Mr. and Mrs. Alex Abrahms, first even among the As, are sitting at Eleanor of Aquitaine. This is preferable to Hillary Clinton, certainly, but a marked step beneath either Golda Meir or Madonna, Erin feels. The ‘Great Women in History’ theme is compromised slightly by a big black-and-white, glittery foam-board approximation of a scene marker by the ballroom entrance. In the space marked “production” is “Dorit’s BM!” In the space marked “scene”: 13. And in the space for “take” is, of course, 18, for chai, the collective lucky number of the Jews. Other than that brief, unavoidable foray into Hollywood (with the unintentional scatological overtone), it’s “Great Women” in full effect. There’s Queen Esther, Eleanor Roosevelt, Princess Di, Marilyn Monroe (perched hugely in cardboard relief above her demarcated table, trying half-assedly to keep that billowing white dress down), Marie Curie, even little Anne Frank. Who, Erin reasons, had indeed experienced the onset of menses, and so did indeed count. Joan of Arc, though, Erin takes issue with. Ditto Scarlett O’Hara, who’s fricking fictional. Plus, Erin’s last name is not Abrahms, goddammit. Dana willfully ignores this, as a rule.

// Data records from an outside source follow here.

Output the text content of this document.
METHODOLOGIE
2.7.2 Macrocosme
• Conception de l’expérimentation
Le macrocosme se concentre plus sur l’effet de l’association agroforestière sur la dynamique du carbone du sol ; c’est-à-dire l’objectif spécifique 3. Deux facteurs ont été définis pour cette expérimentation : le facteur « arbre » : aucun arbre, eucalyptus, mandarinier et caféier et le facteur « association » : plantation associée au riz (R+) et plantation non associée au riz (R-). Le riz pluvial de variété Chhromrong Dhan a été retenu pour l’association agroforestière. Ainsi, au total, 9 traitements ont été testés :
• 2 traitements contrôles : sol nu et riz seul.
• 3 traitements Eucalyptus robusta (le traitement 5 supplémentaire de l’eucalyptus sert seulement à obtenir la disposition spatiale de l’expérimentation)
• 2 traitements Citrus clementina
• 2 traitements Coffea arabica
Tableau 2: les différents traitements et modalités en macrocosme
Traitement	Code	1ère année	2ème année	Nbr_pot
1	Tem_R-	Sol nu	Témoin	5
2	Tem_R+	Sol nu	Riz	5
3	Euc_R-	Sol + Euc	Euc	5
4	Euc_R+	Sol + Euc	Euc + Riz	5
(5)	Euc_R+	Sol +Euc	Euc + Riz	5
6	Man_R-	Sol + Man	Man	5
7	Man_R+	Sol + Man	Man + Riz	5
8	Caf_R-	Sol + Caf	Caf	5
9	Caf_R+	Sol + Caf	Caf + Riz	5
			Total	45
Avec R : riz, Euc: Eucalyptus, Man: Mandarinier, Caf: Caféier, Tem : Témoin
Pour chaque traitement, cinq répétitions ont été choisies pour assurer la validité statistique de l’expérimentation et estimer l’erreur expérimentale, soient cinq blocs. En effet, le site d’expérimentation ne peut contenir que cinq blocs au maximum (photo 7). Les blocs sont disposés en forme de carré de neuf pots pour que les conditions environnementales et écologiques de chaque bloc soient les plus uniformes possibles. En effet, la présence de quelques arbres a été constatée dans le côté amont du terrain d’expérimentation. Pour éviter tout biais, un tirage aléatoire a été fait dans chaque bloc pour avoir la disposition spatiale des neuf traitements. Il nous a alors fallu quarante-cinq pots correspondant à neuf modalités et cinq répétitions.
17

The ballroom is decked out in hysterics of glittering streamers, confetti, pink and white balloons, and looming Great Women. Face to face with a berobed Katharine Hepburn from The Lion in Winter, Erin unofficially gives up on the recollection of her Torah portion, sinks into a chair, and starts picking at the jelly beans scattered atop the table.

Also at Eleanor of Aquitaine are four other couples: all cousins but for Libby Pressman, Dana’s best friend (a single mother of one) and her date. “It took me almost three years to get rid of my baby weight,” she says to Erin by way of greeting.